Ancak, bu genel uyarlama hükmünün yetersiz olduğunu gören yasa koyucu, 01.06.2005 tarihinde yürürlüğe giren 5358 sayılı Yasa ile İcra ve İflas Yasası'nın 16. bab kapsamındaki fiilleri ikili bir ayrıma tabi tutarak, bir kısım eylemleri suç olarak, diğer bir kısım eylemleri ise, kabahat olarak düzenlemiştir.

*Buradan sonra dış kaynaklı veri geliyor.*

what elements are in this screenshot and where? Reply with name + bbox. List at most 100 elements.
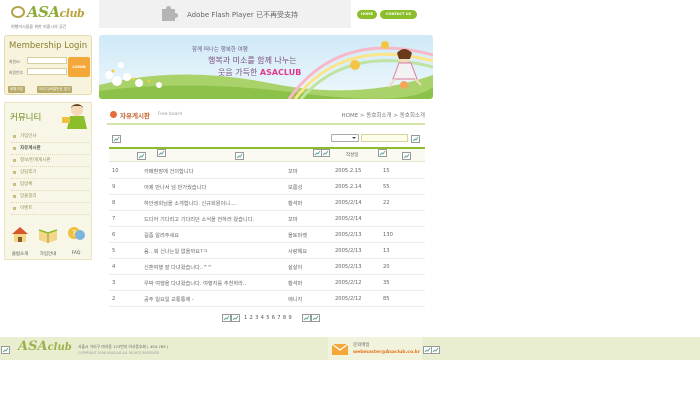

Bazı suçların re'sen takibi öngörülmüşken bazı suçların ise takibi şikayet koşuluna bağlanmış, bu husus da suç tanımının yer aldığı maddelerde, "bu suçlar alacaklının şikayeti üzerine takip olunur", "alacaklının şikayeti üzerine", "ilgilinin şikayeti üzerine", "zarar gören alacaklının şikayeti üzerine" ibareleriyle açıkça belirtilmiştir.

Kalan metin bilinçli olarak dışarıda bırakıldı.